Tiptoeing into Physical Therapy

A year and a half ago, I pushed my body too hard, too fast and I have the back injury today to prove it. I began physical therapy for said injury last summer, when I was most certainly not well enough to do so. My goal at the time was to run again. Yes. Run. I have to run. If I don’t run I will never stop gaining weight. My disorder was delighted at the idea of starting physical therapy, but my body knew better. I did all of the exercises, but my injury persisted. Perhaps because I was not eating nearly enough to repair the damage I had done to my body, much less build or repair any muscle for exercise. Thus, I was forced to rest and take my disorder’s goal of running off of the table entirely.

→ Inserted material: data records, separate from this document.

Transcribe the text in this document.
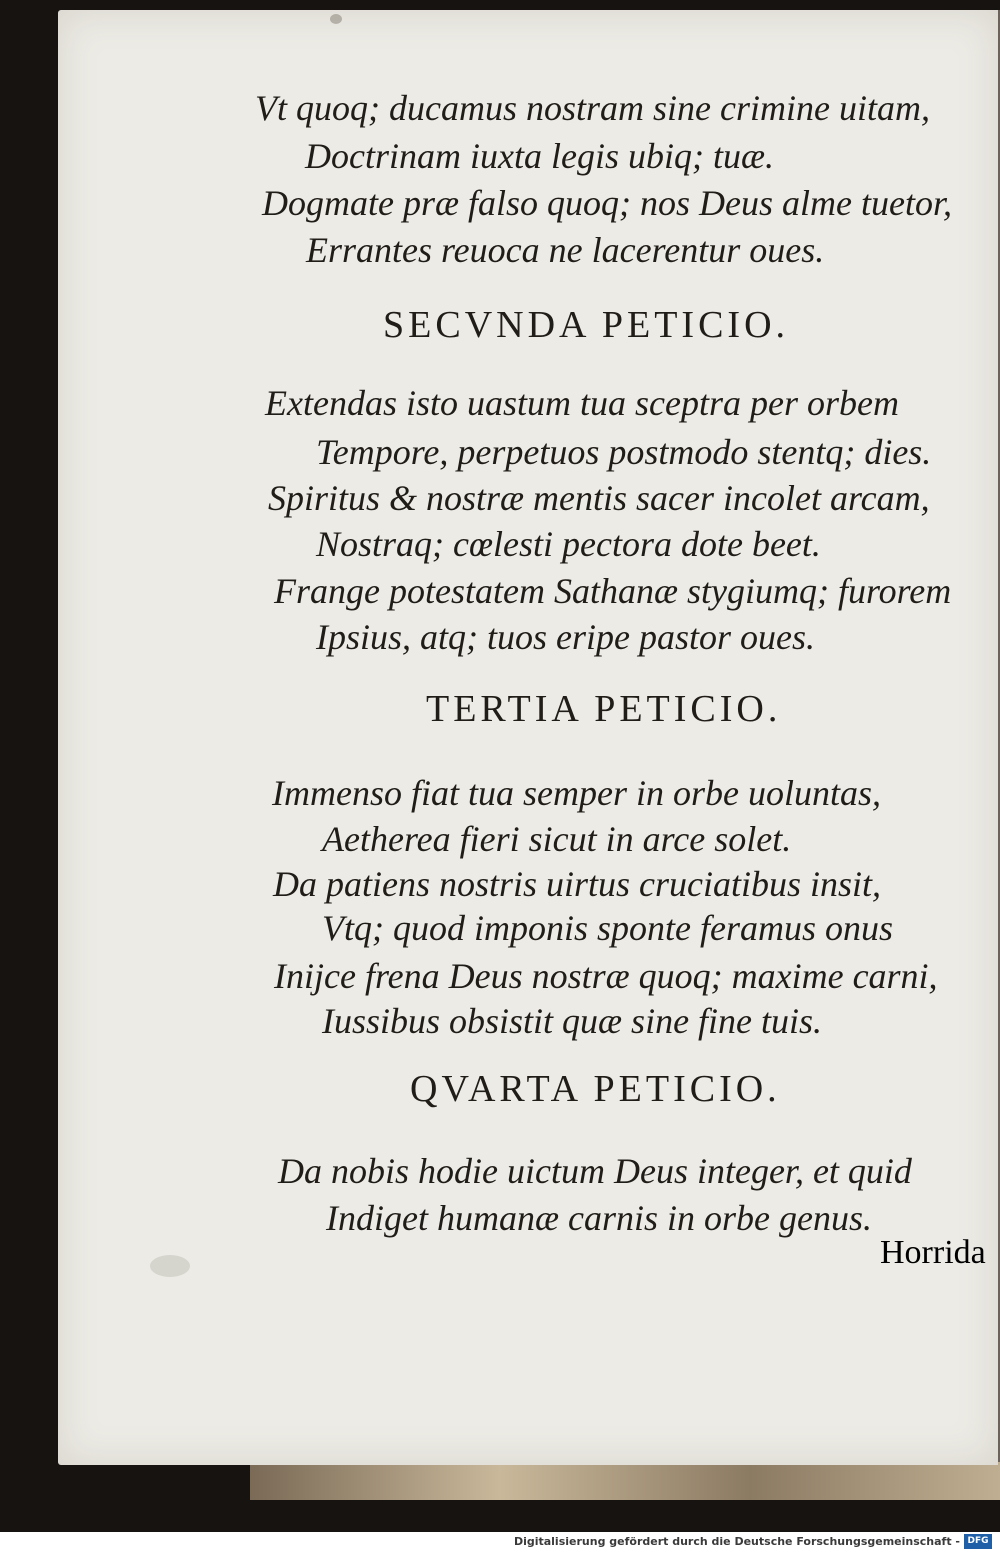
Vt quoq; ducamus nostram sine crimine uitam,
Doctrinam iuxta legis ubiq; tuæ.
Dogmate præ falso quoq; nos Deus alme tuetor,
Errantes reuoca ne lacerentur oues.
SECVNDA PETICIO.
Extendas isto uastum tua sceptra per orbem
Tempore, perpetuos postmodo stentq; dies.
Spiritus & nostræ mentis sacer incolet arcam,
Nostraq; cœlesti pectora dote beet.
Frange potestatem Sathanæ stygiumq; furorem
Ipsius, atq; tuos eripe pastor oues.
TERTIA PETICIO.
Immenso fiat tua semper in orbe uoluntas,
Aetherea fieri sicut in arce solet.
Da patiens nostris uirtus cruciatibus insit,
Vtq; quod imponis sponte feramus onus
Inijce frena Deus nostræ quoq; maxime carni,
Iussibus obsistit quæ sine fine tuis.
QVARTA PETICIO.
Da nobis hodie uictum Deus integer, et quid
Indiget humanæ carnis in orbe genus.
Horrida
Digitalisierung gefördert durch die Deutsche Forschungsgemeinschaft - DFG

In the last year or so, the injury to my back has been a constant burden. It hurts to walk for extended periods of time, to bend over, and even to sit down for more than a few minutes. I started physical therapy again a few months ago, but I have had to proceed trepidatiously. I have had to make it clear to my therapist that my goal is not to become a marathon runner. My goal is the live the life I want to live without pain. This week, I noticed that walking the dog for extended periods of time was causing me immense pain. Because I want to be able to go on long walks in my life, this is a problem. Physical therapy may indeed be the answer, as long as I don’t let my eating disorder see it as a new way to sneak in more caloric expenditure, or a new set of rules to instill upon myself.

When I went to physical therapy today, one comment made by my therapist stuck with me. He remarked that it was surprising that I was so active and in such good shape, yet my muscles were relatively small. I didn’t have the courage to say, “Well, that might be because I starved half to death and could see my muscles diminishing under my skin as my body fought to stay alive,” but that is the truth. As I walked out of my appointment today with a new set of home exercises sent with me, a reality struck me. The fact of the matter is, I am not your average physical therapy patient. I am a patient in recovery from an eating disorder, and I will need to put recovery from this illness, the one that could have claimed my life, as a priority above completing my physical therapy exercises. Yes, they will help me to get strong and that is something that I want. But no achievement in physical strength is worth taking steps backward in recovery. Physical therapy should enhance the life I want to live, not limit it.